Amy’s Six Reasons (other than paddling) why you should care about the core:
- A stronger core helps you perform everyday acts. Bending to put on shoes or scoop up a package, turning to look behind you, sitting in a chair, or simply standing still — these are just a few of the many mundane actions that rely on your core and that you might not notice until they become difficult or painful. Cleaning house, gardening, fix-it-yourself projects, even basic activities of daily living — bathing or dressing, for example — rely on your core.
- A stronger core helps you get through your workdays injury-free, even if you have “just” a desk job. Sure, jobs that involve lifting, twisting, and standing all rely on core muscles. But did you realize that less obvious tasks — like sitting at your desk for hours — engage your core as well? Typing and computer use, for example, can make back muscles surprisingly stiff and sore, particularly if you’re not strong enough to practice good posture and aren’t taking sufficient breaks (see my post on The 55-Minute Work Hour for more on the topic of “breaks”).
- A stronger core helps stave off development of low back pain. A potentially debilitating, sometimes excruciating problem, low back pain affects about 80% of Americans at some point in our lives. This yet another reason why doing exercises that promote well-balanced, resilient core muscles is so important. Even if back pain does strike, it’s quite likely that a regimen of core exercises will be a part of the treatment plan.
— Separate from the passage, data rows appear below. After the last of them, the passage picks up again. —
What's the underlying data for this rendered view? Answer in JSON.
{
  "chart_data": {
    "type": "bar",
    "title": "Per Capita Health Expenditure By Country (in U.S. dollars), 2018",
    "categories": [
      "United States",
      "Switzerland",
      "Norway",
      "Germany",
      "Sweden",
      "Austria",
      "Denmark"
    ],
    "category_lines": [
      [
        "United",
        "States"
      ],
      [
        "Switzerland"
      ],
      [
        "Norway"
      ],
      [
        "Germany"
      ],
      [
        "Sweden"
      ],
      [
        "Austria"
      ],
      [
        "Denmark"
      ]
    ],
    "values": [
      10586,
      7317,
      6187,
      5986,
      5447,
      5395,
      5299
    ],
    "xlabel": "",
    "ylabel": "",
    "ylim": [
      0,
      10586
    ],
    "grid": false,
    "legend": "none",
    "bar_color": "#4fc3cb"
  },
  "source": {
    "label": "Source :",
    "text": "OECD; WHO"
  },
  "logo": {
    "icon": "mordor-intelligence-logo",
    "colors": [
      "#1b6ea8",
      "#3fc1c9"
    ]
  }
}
- A stronger core helps you train properly and have more fun doing it. Running, biking, swimming, paddleboarding, kayaking, rowing, golfing, tennis, dancing, and any other athletic move. Name it, and your core plays a key role in its execution.
- A stronger core helps protect you from falling. Your core muscles help stabilize your body. This allows you to move in any direction–even on the bumpiest terrain–or stand in one spot without losing your balance. Thus, core exercises can lessen your risk of falling, which is even more important as we age. Roughly 250,000 people over the age of 65 land in the hospital each year due to hip fracture, and greater than 95% of these fractures are caused by falling–usually sideways.
- A stronger core gives you better posture (thus you look leaner). Your momma told you to sit up straight! Weak core muscles contribute to slouching. Here are 2 great reasons to care about good posture: (1) it trims your silhouette, and (2) projects confidence! Oh, and it actually allows you to breathe deeply, so that’s an important reason, too.